ドイツ ライン川のビーバー保全調査 生態系エンジニアとしてのビーバー





 9月15日Emmerichからライン川上流にある自然環境保全センターの見学と施設の調査船によるライン川沿いの人工湖の調査,観察を行った.この湖でもカナダモElodea2種が侵入し,優占種になっており,船のスクリューにからんで困るようだ.底生動物の採集も行った.ビーバーはこの湖の小さな島と湖岸に生息し,多数の倒木を観察できた.16日ライン川から少し離れた牧場など農村地帯を流れる川をカヌーで下りながら,ビーバーによる両岸の樹木の食害を観察した.晴天ののどかな秋晴れの日,緑の中の川下りは実に爽快だった.オマーンから来た一人の青年は大きな声で歌を歌い続けていた.しかし,カヌーを操作することだけでデータを取ることはできなかったのは少し残念.また2日間夜間ビーバーの行動観察を行ったが,用心深い動物のため行動は観察できなかったが,セットした赤外線カメラに映ったビーバーを見ることはできた.同じ湿地に導入された?ヌートリアが水面を泳ぐのを見た.阪神間でも各地にヌートリアの個体数が増加し,岸辺に容易に観察できるところもある.この両種ともネズミの仲間で,草食性動物だが,ビーバーは主に樹木を食害し,ヌートリア草本を食害することから,両者に競争関係はないということだった.

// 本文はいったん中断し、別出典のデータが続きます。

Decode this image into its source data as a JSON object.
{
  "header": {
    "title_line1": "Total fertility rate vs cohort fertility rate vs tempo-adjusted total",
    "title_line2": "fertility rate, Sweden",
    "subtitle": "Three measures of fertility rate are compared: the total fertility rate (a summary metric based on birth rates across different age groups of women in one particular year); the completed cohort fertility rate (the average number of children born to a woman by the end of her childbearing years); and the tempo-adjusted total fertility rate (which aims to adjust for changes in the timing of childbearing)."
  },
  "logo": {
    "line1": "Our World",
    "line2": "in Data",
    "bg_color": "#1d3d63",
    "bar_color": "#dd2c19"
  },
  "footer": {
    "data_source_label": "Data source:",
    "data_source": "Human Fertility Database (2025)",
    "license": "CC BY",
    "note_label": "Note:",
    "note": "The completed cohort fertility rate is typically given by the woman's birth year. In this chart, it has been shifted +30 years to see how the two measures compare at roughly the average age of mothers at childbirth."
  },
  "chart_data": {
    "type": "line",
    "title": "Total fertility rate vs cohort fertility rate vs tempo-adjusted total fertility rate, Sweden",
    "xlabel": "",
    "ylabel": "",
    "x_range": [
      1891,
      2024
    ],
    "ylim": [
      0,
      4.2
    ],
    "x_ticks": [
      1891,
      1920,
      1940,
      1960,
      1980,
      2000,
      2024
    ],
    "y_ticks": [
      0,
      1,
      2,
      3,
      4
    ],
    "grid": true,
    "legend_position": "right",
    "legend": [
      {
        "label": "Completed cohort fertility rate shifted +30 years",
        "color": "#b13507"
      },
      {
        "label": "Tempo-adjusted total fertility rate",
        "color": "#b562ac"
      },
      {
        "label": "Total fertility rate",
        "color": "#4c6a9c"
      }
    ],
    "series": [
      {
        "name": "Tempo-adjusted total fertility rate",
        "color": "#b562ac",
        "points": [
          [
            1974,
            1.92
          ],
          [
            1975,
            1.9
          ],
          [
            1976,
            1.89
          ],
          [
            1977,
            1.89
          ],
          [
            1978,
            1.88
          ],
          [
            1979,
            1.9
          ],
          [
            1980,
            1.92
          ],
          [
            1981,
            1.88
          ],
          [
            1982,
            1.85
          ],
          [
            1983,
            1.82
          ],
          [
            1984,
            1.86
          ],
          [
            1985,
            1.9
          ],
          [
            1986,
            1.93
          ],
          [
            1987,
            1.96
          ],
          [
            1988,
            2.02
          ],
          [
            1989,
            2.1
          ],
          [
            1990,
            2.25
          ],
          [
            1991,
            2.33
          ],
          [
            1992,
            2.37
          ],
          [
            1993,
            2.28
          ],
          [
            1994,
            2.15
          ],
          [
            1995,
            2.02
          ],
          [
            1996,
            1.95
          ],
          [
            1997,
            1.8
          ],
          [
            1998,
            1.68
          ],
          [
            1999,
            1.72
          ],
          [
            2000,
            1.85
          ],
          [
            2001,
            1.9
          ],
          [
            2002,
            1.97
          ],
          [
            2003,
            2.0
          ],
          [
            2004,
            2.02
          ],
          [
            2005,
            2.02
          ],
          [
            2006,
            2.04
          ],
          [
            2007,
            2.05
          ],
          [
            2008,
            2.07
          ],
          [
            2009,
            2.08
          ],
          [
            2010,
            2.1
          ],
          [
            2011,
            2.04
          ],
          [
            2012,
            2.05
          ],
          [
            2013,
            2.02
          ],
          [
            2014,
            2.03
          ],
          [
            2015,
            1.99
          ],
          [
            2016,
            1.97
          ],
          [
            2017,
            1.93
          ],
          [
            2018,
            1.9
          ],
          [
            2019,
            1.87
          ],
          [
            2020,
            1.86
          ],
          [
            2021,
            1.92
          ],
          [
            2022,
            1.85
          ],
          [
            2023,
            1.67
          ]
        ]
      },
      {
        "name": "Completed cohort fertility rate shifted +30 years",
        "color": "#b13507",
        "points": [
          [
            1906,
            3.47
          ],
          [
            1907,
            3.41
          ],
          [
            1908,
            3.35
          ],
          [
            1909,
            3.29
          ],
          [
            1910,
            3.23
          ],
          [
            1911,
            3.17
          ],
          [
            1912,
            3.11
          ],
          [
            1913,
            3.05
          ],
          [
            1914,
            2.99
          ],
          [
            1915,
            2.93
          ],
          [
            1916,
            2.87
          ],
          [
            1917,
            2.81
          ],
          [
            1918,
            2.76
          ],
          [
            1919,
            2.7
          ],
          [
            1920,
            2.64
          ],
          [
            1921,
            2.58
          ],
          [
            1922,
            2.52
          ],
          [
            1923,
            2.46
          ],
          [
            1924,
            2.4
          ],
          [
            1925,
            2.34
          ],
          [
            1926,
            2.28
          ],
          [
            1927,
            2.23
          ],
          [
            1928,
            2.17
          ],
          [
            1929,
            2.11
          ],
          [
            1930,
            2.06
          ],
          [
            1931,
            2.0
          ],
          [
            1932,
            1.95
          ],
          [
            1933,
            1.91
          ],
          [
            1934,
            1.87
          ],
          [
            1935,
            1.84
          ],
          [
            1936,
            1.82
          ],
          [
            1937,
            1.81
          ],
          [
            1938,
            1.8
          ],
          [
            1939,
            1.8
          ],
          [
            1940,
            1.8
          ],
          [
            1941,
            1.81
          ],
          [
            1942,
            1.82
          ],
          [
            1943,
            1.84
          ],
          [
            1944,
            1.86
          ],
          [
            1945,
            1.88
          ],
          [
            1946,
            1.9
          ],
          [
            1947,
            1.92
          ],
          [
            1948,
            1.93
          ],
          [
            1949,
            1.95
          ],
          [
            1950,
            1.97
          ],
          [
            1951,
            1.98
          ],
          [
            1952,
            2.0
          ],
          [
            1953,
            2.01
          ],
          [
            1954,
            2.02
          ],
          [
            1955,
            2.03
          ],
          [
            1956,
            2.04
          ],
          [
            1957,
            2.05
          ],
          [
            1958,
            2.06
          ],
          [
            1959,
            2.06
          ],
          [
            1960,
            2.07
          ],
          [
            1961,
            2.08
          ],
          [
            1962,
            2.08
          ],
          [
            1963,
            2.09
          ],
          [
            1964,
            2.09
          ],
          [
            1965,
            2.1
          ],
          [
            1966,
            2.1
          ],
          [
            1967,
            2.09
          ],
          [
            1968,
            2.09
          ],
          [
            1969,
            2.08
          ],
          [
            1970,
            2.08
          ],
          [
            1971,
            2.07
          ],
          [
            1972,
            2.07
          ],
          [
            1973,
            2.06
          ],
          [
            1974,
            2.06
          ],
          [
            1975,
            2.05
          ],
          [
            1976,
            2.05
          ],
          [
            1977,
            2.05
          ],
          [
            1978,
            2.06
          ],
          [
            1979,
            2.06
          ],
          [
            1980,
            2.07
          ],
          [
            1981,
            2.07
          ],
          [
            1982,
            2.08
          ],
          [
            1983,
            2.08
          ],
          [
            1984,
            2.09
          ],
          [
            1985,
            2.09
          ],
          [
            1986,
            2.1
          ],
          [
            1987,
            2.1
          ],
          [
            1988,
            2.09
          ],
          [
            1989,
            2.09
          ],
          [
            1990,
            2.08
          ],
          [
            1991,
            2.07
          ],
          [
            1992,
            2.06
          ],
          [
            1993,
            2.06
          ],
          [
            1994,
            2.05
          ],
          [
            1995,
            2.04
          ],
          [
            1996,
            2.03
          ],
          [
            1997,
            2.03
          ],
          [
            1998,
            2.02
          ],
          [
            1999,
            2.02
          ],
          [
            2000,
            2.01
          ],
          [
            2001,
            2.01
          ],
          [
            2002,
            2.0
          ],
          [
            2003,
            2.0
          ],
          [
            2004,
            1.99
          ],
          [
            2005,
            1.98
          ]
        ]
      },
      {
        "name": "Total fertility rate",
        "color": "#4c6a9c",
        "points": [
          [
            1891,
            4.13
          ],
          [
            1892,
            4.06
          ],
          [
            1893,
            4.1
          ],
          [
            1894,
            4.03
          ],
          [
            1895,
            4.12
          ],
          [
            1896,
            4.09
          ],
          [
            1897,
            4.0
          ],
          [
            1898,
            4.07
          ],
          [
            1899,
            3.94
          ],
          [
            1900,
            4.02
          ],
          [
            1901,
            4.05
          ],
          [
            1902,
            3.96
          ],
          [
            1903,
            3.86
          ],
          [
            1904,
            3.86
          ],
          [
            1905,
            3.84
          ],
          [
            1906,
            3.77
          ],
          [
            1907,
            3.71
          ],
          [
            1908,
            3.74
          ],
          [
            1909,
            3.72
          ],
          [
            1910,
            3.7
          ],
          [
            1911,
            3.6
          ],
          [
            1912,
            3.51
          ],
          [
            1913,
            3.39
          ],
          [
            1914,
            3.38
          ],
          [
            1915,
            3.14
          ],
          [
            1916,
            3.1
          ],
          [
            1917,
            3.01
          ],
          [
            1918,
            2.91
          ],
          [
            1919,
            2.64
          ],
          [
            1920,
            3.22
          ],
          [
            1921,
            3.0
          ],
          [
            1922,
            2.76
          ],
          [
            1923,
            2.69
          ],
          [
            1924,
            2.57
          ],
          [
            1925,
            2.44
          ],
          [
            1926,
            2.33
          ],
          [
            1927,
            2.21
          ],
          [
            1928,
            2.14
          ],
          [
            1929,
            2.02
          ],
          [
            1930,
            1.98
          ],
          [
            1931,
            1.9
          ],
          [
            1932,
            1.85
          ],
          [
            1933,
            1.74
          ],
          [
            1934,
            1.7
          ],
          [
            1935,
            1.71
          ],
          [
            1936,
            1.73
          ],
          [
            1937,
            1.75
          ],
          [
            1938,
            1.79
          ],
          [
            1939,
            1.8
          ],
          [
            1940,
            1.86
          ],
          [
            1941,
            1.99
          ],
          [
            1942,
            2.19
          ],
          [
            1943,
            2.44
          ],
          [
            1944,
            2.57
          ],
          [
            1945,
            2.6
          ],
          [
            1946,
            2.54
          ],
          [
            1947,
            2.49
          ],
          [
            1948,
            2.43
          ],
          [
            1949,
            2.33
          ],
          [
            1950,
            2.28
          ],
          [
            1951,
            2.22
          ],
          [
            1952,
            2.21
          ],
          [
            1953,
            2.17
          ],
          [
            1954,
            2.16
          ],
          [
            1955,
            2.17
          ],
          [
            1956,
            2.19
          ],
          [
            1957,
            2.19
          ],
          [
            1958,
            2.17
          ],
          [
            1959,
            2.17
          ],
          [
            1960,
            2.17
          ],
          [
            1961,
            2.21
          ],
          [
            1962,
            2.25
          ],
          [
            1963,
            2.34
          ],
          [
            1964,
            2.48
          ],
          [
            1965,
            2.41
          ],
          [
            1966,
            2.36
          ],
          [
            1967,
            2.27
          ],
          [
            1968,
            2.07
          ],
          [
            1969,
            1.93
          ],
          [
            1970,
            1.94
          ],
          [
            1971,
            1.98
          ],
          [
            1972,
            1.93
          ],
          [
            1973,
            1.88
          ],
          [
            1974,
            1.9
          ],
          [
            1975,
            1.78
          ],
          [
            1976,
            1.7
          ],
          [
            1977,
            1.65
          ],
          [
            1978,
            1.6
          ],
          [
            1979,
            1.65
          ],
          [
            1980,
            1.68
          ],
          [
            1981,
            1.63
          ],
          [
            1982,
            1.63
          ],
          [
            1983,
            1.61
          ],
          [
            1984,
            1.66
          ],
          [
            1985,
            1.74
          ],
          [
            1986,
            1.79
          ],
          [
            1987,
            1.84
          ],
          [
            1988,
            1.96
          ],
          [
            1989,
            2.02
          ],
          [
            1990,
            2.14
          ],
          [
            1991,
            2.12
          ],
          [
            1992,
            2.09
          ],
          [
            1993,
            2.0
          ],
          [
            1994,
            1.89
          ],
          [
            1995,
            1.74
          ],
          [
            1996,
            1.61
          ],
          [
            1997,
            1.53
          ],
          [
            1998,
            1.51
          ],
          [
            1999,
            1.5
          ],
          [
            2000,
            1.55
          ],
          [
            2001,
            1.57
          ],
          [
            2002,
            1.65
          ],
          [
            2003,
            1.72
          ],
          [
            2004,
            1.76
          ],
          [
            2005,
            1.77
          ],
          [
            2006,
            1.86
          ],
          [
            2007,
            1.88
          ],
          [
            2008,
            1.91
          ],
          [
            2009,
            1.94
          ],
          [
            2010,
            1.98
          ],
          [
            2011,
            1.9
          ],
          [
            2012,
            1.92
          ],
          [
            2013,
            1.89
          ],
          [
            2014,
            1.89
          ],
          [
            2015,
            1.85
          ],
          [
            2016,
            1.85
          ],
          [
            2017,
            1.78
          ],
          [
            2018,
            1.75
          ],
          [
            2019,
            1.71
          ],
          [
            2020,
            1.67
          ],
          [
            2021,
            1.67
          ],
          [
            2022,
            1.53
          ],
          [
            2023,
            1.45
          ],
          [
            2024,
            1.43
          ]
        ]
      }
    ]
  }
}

 2日間のビーバーの食害する樹木調査から理解できたことは,食害により水辺の森林にギャップができること,そのためヤナギなどパイオニアの森林が形成され,生物多様性が維持されるようだ.このようにビーバーは生態系エンジニアとしての役割があるようだ.しかし,カナダではオオカミがビーバーの天敵らしいが,ヨーロッパではヒトが採集しないため天敵不在であり,急激な個体数増加は森林の荒廃の原因になるかもしれないと思った.その他,気になったことは観察した4か所の湿地の周辺の林床,草原はイラクサに覆われていて,その棘のため非常に調査がやりにくいことだった.これはビーバー,ヌートリア,ヒツジなどの家畜が草本類を食害し,棘をもつイラクサが残ってしまったのではないかと思った.